Aussi plusieurs supports médiatiques comme moult analystes voient dans ce déplacement et cette participation du Souverain à ce Sommet intercontinental, « un coup dur », à l’entité polichinelle et à ses mentors. Sinon comment peut-on concevoir de laisser le champ libre aux séparatistes de côtoyer, le temps du Sommet, des responsables de l’Union européenne, ou encore du SG de l’ONU, Antonio Guterres, dont la présence est confirmée à ce Sommet. Deux organisations internationales de taille qui ne reconnaissent même pas la fiction « rasd » ?

La présence de SM le Roi Mohammed VI brouille, donc, en toute logique les cartes de l’entité fantoche et de tous ceux qui la soutiennent désespérément, estiment les observateurs qui voient dans ce déplacement Royal une volonté du Maroc de maintenir son engagement croissant en faveur du développement de l’Afrique, de poursuivre son plaidoyer et sa défense des causes justes et nobles du Continent, de mettre en avant la pertinence de son retour triomphal au sein de la famille institutionnelle africaine, et partant : de parvenir à un isolement progressif du « polisario » déjà en perte de vitesse et de manque de crédibilité à l’international.

Aussi faut-il le signaler, l’axe Alger-Pretoria a perdu son combat d’office lors de ce Sommet, sachant que tous les points proposés par l’Afrique du Sud, qui n’a pas hésité à se livrer à tout genre de pression pour les insérer dans l’ordre du jour de ce conclave, ont été purement et simplement « écartés », permettant ainsi au Sommet d’Abidjan de focaliser sur son thème principal à savoir : « Investir dans la jeunesse pour un avenir durable ».

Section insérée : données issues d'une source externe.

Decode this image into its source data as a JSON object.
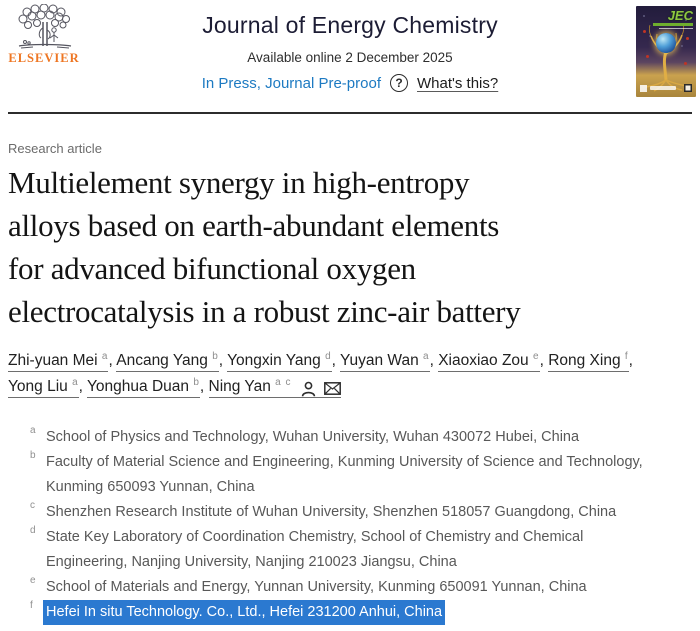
{
  "header": {
    "publisher": "ELSEVIER",
    "journal_title": "Journal of Energy Chemistry",
    "available_online": "Available online 2 December 2025",
    "in_press_label": "In Press, Journal Pre-proof",
    "help_icon_glyph": "?",
    "whats_this_label": "What's this?",
    "cover_logo": "JEC"
  },
  "article": {
    "type_label": "Research article",
    "title": "Multielement synergy in high-entropy alloys based on earth-abundant elements for advanced bifunctional oxygen electrocatalysis in a robust zinc-air battery",
    "title_lines": [
      "Multielement synergy in high-entropy",
      "alloys based on earth-abundant elements",
      "for advanced bifunctional oxygen",
      "electrocatalysis in a robust zinc-air battery"
    ],
    "authors": [
      {
        "name": "Zhi-yuan Mei",
        "sup": "a",
        "corresponding": false
      },
      {
        "name": "Ancang Yang",
        "sup": "b",
        "corresponding": false
      },
      {
        "name": "Yongxin Yang",
        "sup": "d",
        "corresponding": false
      },
      {
        "name": "Yuyan Wan",
        "sup": "a",
        "corresponding": false
      },
      {
        "name": "Xiaoxiao Zou",
        "sup": "e",
        "corresponding": false
      },
      {
        "name": "Rong Xing",
        "sup": "f",
        "corresponding": false
      },
      {
        "name": "Yong Liu",
        "sup": "a",
        "corresponding": false
      },
      {
        "name": "Yonghua Duan",
        "sup": "b",
        "corresponding": false
      },
      {
        "name": "Ning Yan",
        "sup": "a c",
        "corresponding": true
      }
    ],
    "author_separator": ", ",
    "corresponding_icons": [
      "person-icon",
      "envelope-icon"
    ],
    "affiliations": [
      {
        "label": "a",
        "text": "School of Physics and Technology, Wuhan University, Wuhan 430072 Hubei, China",
        "highlighted": false
      },
      {
        "label": "b",
        "text": "Faculty of Material Science and Engineering, Kunming University of Science and Technology, Kunming 650093 Yunnan, China",
        "highlighted": false
      },
      {
        "label": "c",
        "text": "Shenzhen Research Institute of Wuhan University, Shenzhen 518057 Guangdong, China",
        "highlighted": false
      },
      {
        "label": "d",
        "text": "State Key Laboratory of Coordination Chemistry, School of Chemistry and Chemical Engineering, Nanjing University, Nanjing 210023 Jiangsu, China",
        "highlighted": false
      },
      {
        "label": "e",
        "text": "School of Materials and Energy, Yunnan University, Kunming 650091 Yunnan, China",
        "highlighted": false
      },
      {
        "label": "f",
        "text": "Hefei In situ Technology. Co., Ltd., Hefei 231200 Anhui, China",
        "highlighted": true
      }
    ]
  },
  "colors": {
    "link_blue": "#1d7ac2",
    "elsevier_orange": "#ee7623",
    "selection_highlight_blue": "#2b79d0",
    "highlight_text": "#ffffff",
    "cover_logo_green": "#8dc63f",
    "title_text": "#141414",
    "affiliation_gray": "#585858"
  }
}
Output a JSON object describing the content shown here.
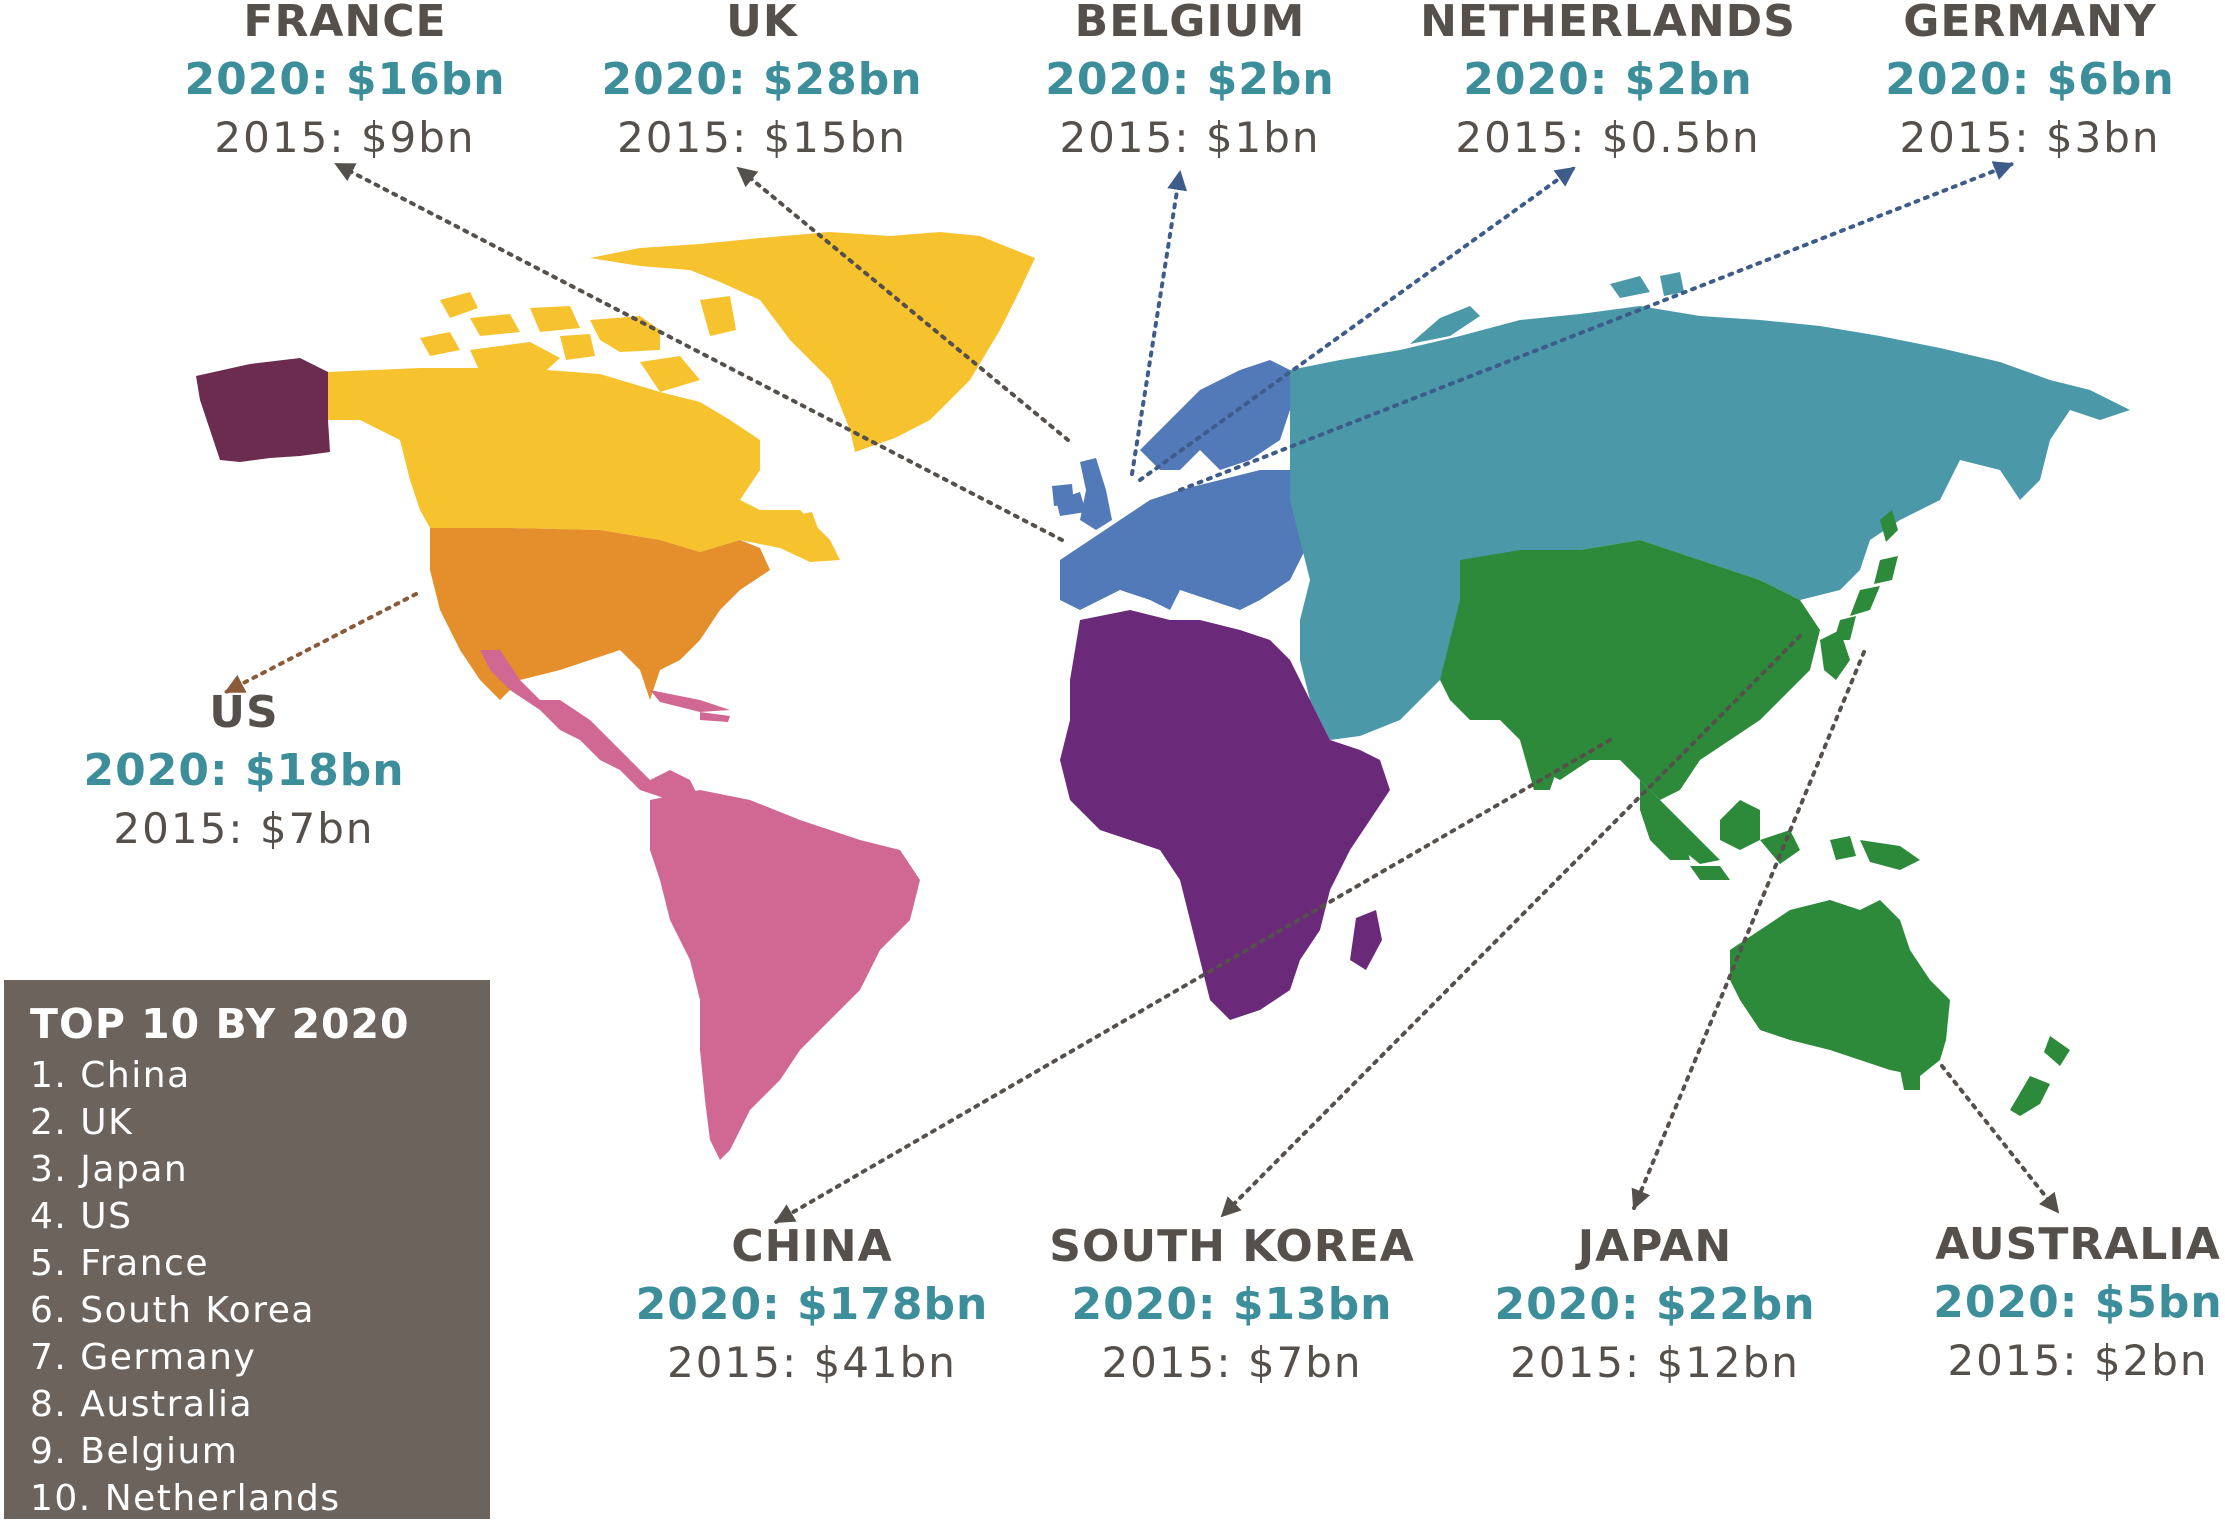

En outre, la présence du Maroc à un Sommet où l’entité fantomatique est représentée mais caricaturée, laisse constater un changement en profondeur dans les paradigmes de la diplomatie marocaine en ce sens que cette dernière s’est débarrassée à jamais d’un complexe appelé « banalité du polisario » et que toute la vision du Maroc repose, désormais, sur du « lourd », sur un combat réel pour le développement et la prospérité du Continent, avec comme toile de fond : une coopération Sud-Sud édifiante, bâtie sur la logique du « win-win ».

En rapport avec la thématique du Sommet d’Abidjan, Sa Majesté le Roi dans un discours adressé au 29ème Sommet des chefs d’Etat et de gouvernement de l’Union Africaine (UA) qui s’est déroulé en juillet dernier à Addis Abeba, avait insisté que l’avenir de l’Afrique passe par sa jeunesse.
« Une politique volontariste orientée vers la jeunesse canalisera l’énergie pour le développement. L’avenir de l’Afrique passe par sa jeunesse. Aujourd’hui près de 600 millions d’Africains et d’Africaines sont des jeunes. En 2050, 400 millions d’Africains auront entre 15 et 24 ans », avait indiqué le Souverain dans ce discours délivré par SAR le Prince Moulay Rachid, qui a représenté SM le Roi à ces assises panafricaines.
Cette progression, a dit SM le Roi, souligne l’urgence d’orienter le dividende démographique vers l’émergence du continent, notant qu’une occasion inespérée s’offre ainsi à l’Afrique de bénéficier d’une main d’œuvre jeune, éduquée et abondante pour nourrir sa croissance économique.